History of the Peloponnesian War

Thucydides

Thucydides. The English works of Thomas Hobbes of Malmesbury. Hobbes, Thomas. translator. London: John Bohn, 1843.

And they furnished their navy, both otherwise and according to the advantages they had learnt in the last battle, and also made shorter the heads of their galleys, and thereby stronger, and made beaks to them of a great thickness, which they also strengthened with rafters fastened to the sides of the galleys, both within and without, of six cubits long, in such manner as the Corinthians had armed their galleys a-head to fight with those before Naupactus.

For the Syracusians made account that against the Athenian galleys not so built, but weak before, as not using so much to meet the enemy a-head as upon the side by fetching a compass, they could not but have the better, and that to fight in the great haven, many galleys in not much room was an advantage to them; for that using the direct encounter, they should break with their firm and thick beaks the hollow and infirm foreparts of the galleys of their enemies;

and that the Athenians, in that narrow room, would want means both to go about and to go through them, which was the point of art they most relied on. For as for their passing through, they would hinder it themselves as much as they could; and for fetching compass, the straitness of the place would not suffer it.

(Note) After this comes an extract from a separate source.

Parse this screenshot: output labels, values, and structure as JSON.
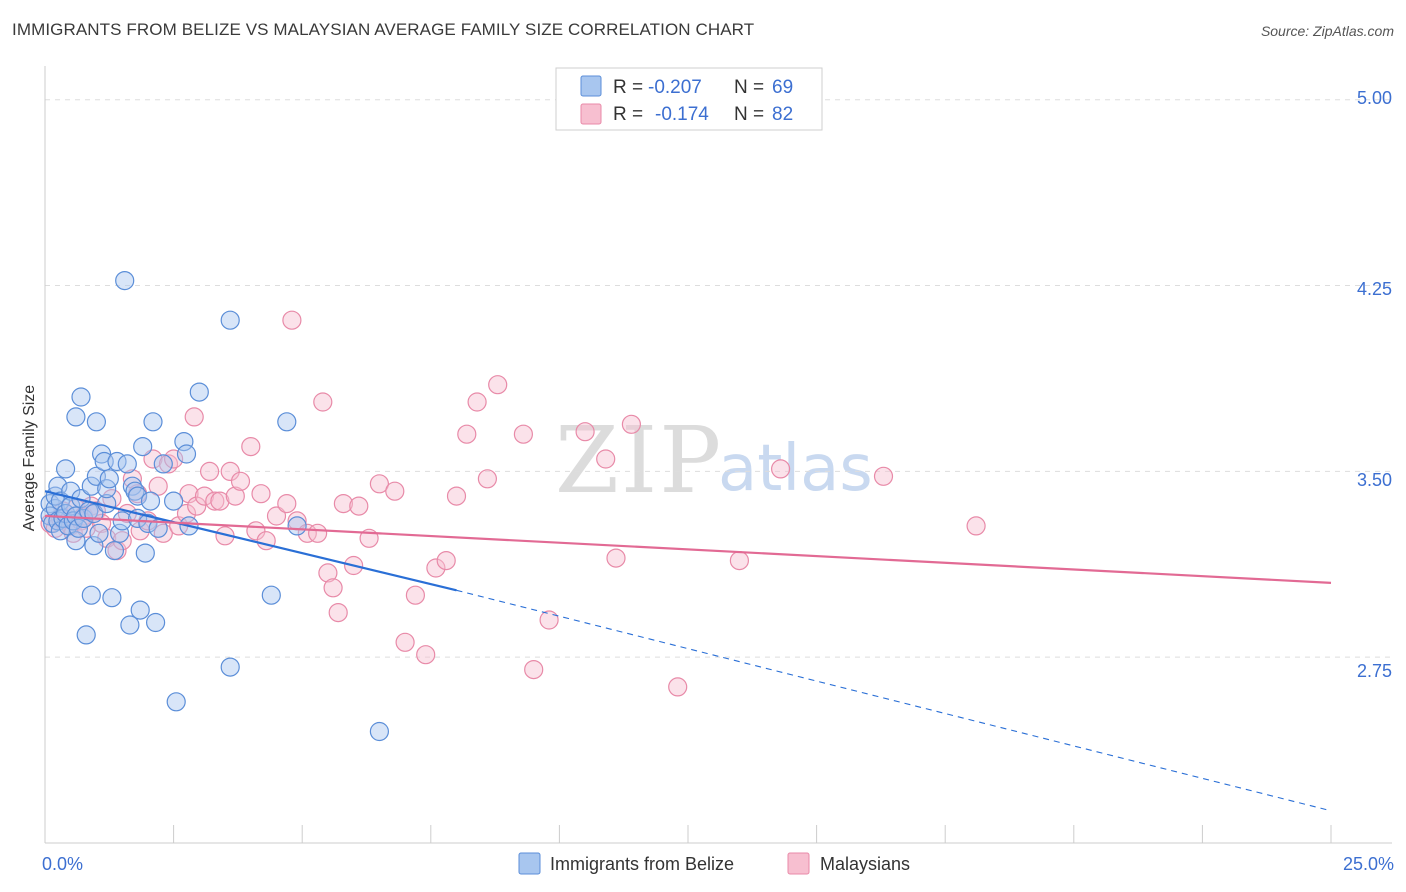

And that fighting a-head, which seemed before to be want of skill in the masters [to do otherwise], was what they would now principally make use of; for in this would be their principal advantage. For the Athenians, if overcome, would have no retiring but to the land, which was but a little way off and little in compass, near their own camp; and of the rest of the haven themselves should be masters.

And the enemy being pressed, could not choose, thronging together into a little room and all into one and the same place, but disorder one another, which was indeed the thing that in all their battles by sea did the Athenians the greatest hurt, having not, as the Syracusians had, the liberty of the whole haven to retire unto. And to go about into a place of more room, they having it in their power to set upon them from the main sea, and to retire again at pleasure, they should never be able, especially having Plemmyrium for enemy, and the haven's mouth not being large.

The Syracusians, having devised thus much over and above their former skill and strength, and far more confident now since the former battle by sea, assaulted them both with their army and with their navy at once.

The landmen from the city Gylippus drew sooner out a little and brought them to the wall of the Athenians' camp upon the side toward the city; and from Olympieium, the men of arms, all that were there, and the horsemen and light armed of the Syracusians came up to the wall on the other side. And by and by after, came sailing forth also the galleys of the Syracusians and their confederates.